Los Angeles Yacht Club
- Burgee
- Short name: LAYC
- Founded: 1901
- Location: 285 Whalers Walk San Pedro, California 90731
- Website: www.layc.org

= Los Angeles Yacht Club =

Social and boating club in San Pedro, California

Los Angeles Yacht Club is a yacht club located in San Pedro, Los Angeles (United States). The club is a charter member of the Southern California Yachting Association.

== History ==
Los Angeles Yacht Club was founded in 1901 as South Coast Yacht Club. in 1920 South Coast Yacht Club changed its name to Los Angeles Yacht Club. Los Angeles Motor Boat Club and Los Angeles Yacht Club (LAYC) consolidated its membership in 1922 and moved into a shared facility of the California Yacht Club. In 1937 LAYC moved from the California Yacht Club facility into a "temporary" New England–style clubhouse in Fish Harbor, San Pedro where it remained for the next 56 years. LAYC moved in 1993 to its present location at Cabrillo Marina in San Pedro.

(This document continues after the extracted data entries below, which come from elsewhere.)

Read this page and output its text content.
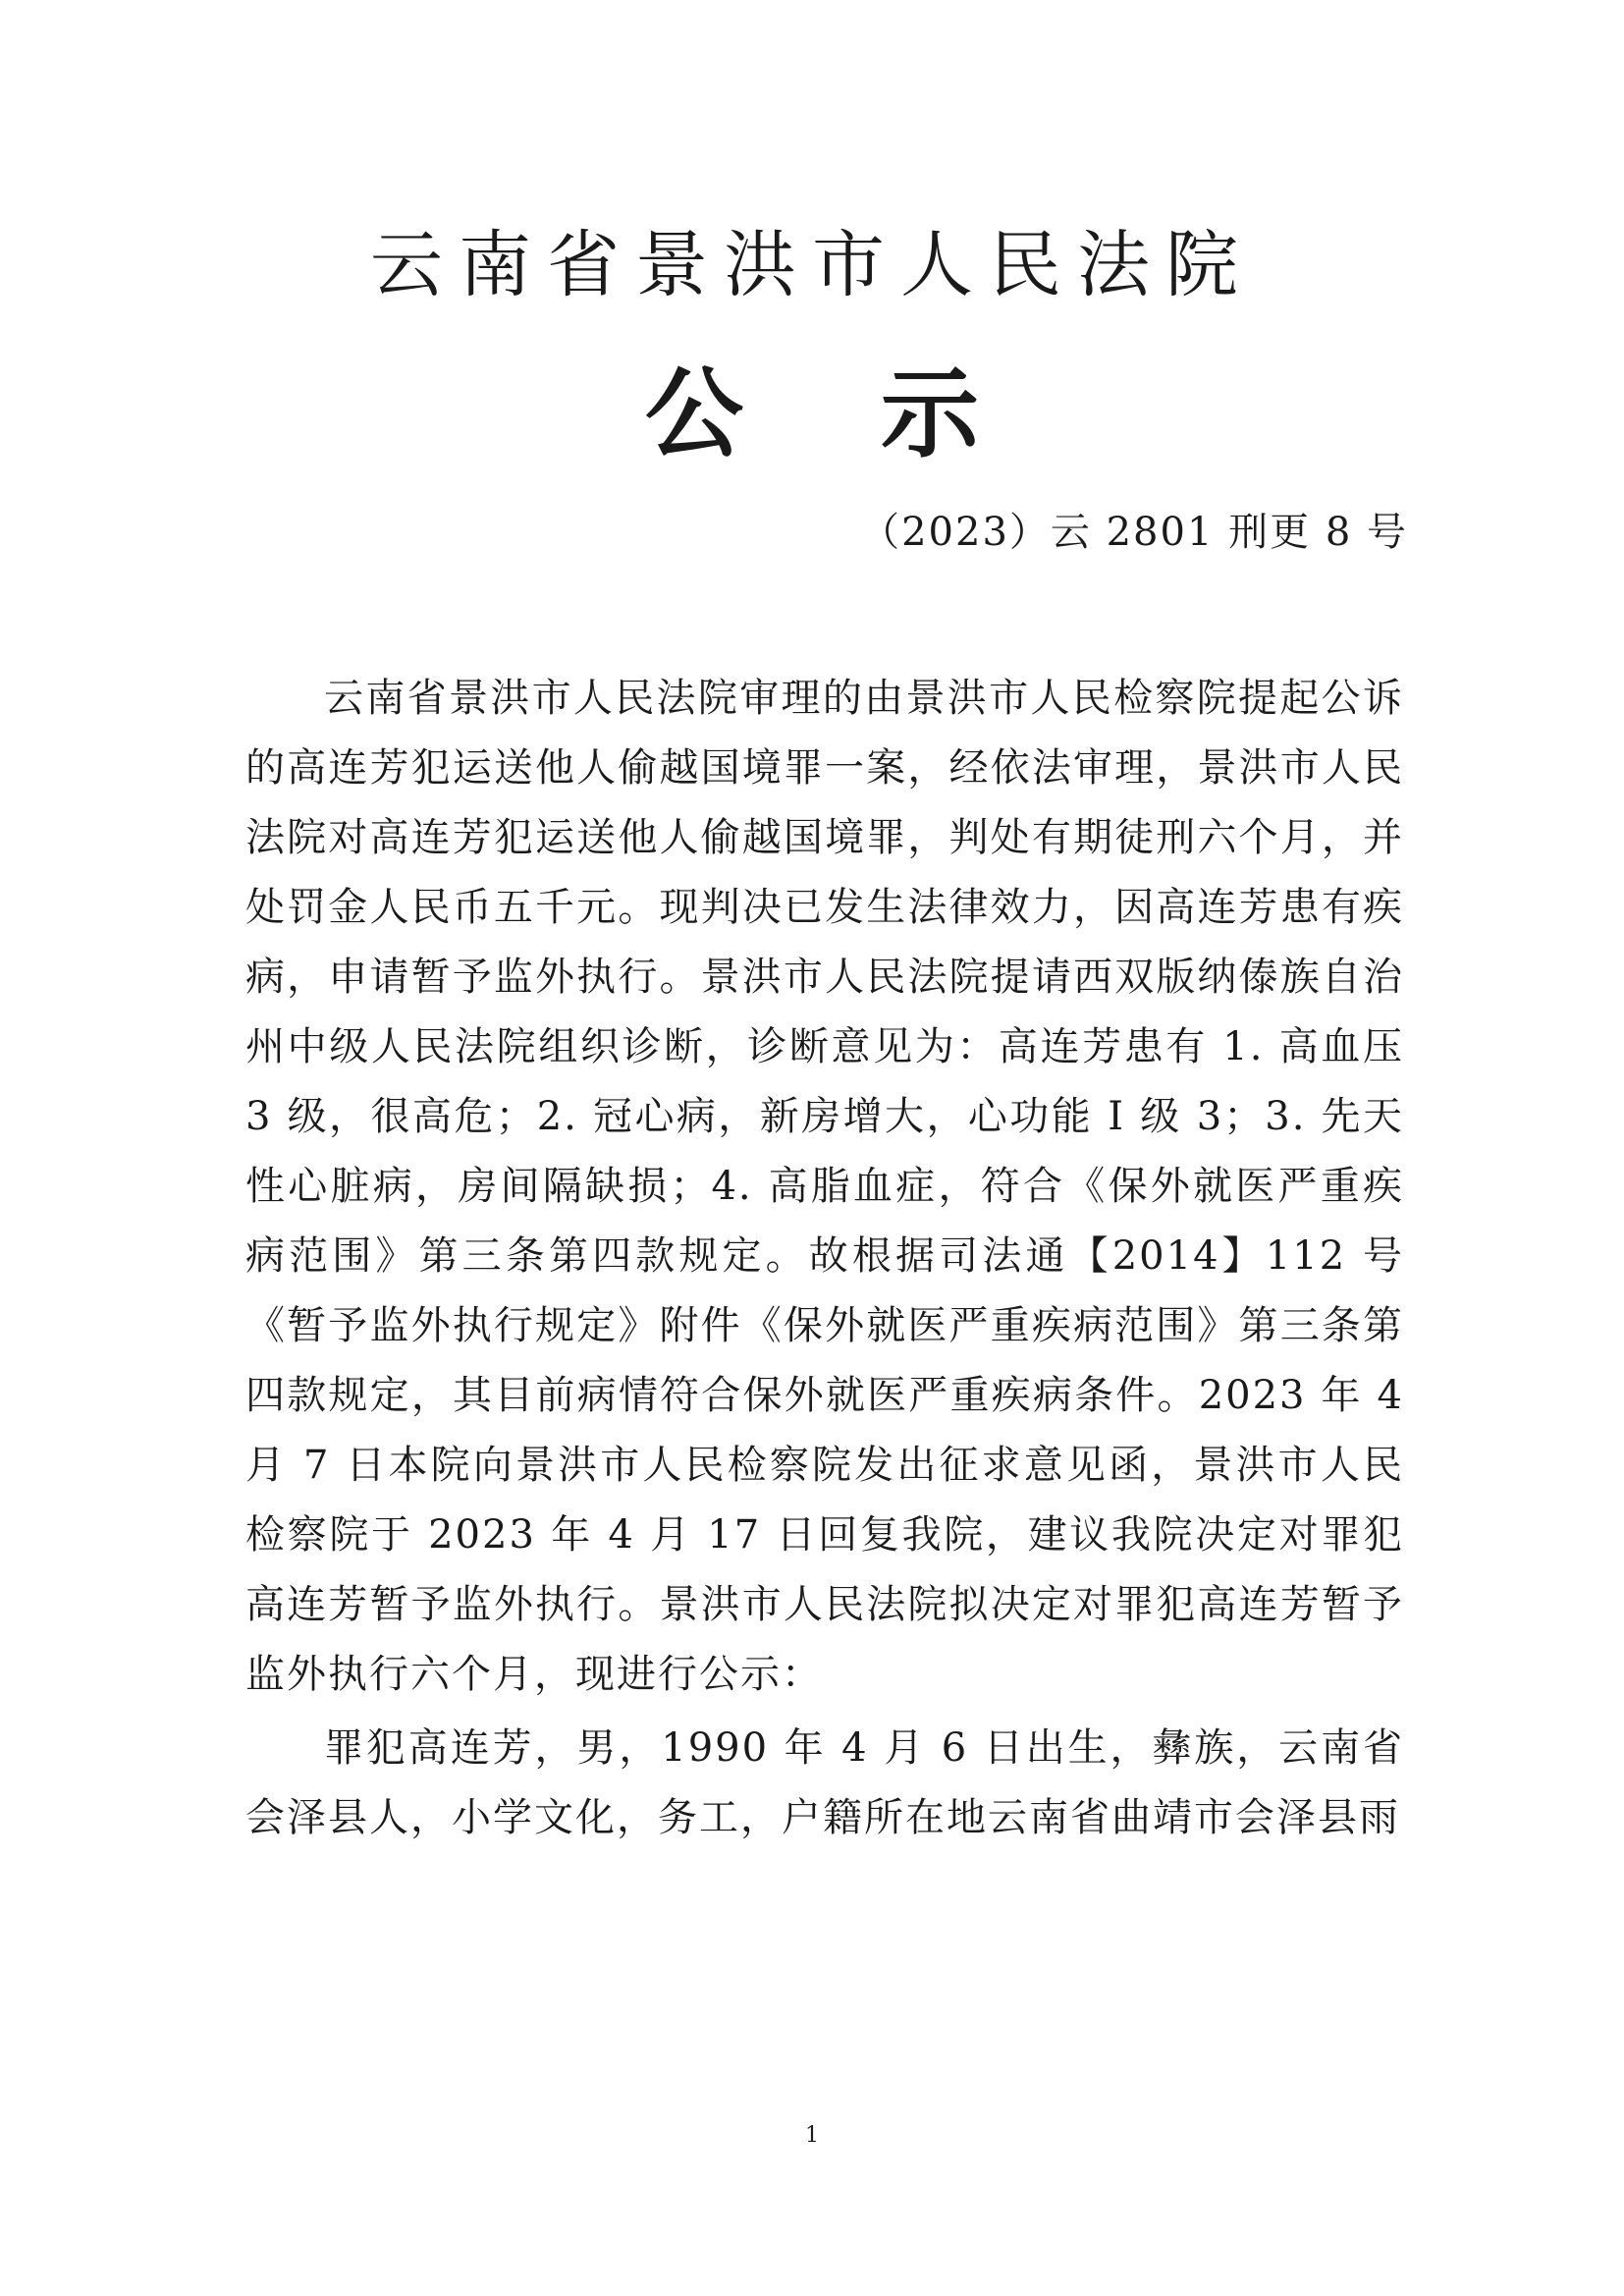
云南省景洪市人民法院
公示
（2023）云 2801 刑更 8 号

云南省景洪市人民法院审理的由景洪市人民检察院提起公诉的高连芳犯运送他人偷越国境罪一案，经依法审理，景洪市人民法院对高连芳犯运送他人偷越国境罪，判处有期徒刑六个月，并处罚金人民币五千元。现判决已发生法律效力，因高连芳患有疾病，申请暂予监外执行。景洪市人民法院提请西双版纳傣族自治州中级人民法院组织诊断，诊断意见为：高连芳患有 1. 高血压 3 级，很高危；2. 冠心病，新房增大，心功能 I 级 3；3. 先天性心脏病，房间隔缺损；4. 高脂血症，符合《保外就医严重疾病范围》第三条第四款规定。故根据司法通【2014】112 号《暂予监外执行规定》附件《保外就医严重疾病范围》第三条第四款规定，其目前病情符合保外就医严重疾病条件。2023 年 4 月 7 日本院向景洪市人民检察院发出征求意见函，景洪市人民检察院于 2023 年 4 月 17 日回复我院，建议我院决定对罪犯高连芳暂予监外执行。景洪市人民法院拟决定对罪犯高连芳暂予监外执行六个月，现进行公示：

罪犯高连芳，男，1990 年 4 月 6 日出生，彝族，云南省会泽县人，小学文化，务工，户籍所在地云南省曲靖市会泽县雨

1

Los Angeles Yacht Club was the host club for the first Los Angeles-to-Honolulu transpacific yacht race (Transpac) held on June 11, 1906. LAYC members have continued to sail in and officiate the start of the Transpac race which is held every two years. Los Angeles Yacht Club also hosts the annual Pacific Coast Mercury Class Championship and the Port of Los Angeles Harbor Cup Cal Maritime Invitational Intercollegiate Regatta.

In addition to its mainland San Pedro clubhouse, Los Angeles Yacht Club maintains an outstation facility at Howland's Landing on Catalina Island, California.

== Sailors ==
Owen Churchill won the gold medal in the 8 metre class at the 1932 Summer Olympics, and his daughter Antonia Churchill competed at the 1936 Summer Olympics in the 8 metre class also.

Darby Metcalf won the Snipe worlds in 1940 and 1941.

James Cowie and Gordon Cowie won the Star World Championships in 1940 and George Fleitz with William Severance in 1941. George Fleitz won again the 1946 Worlds with Walter Krug.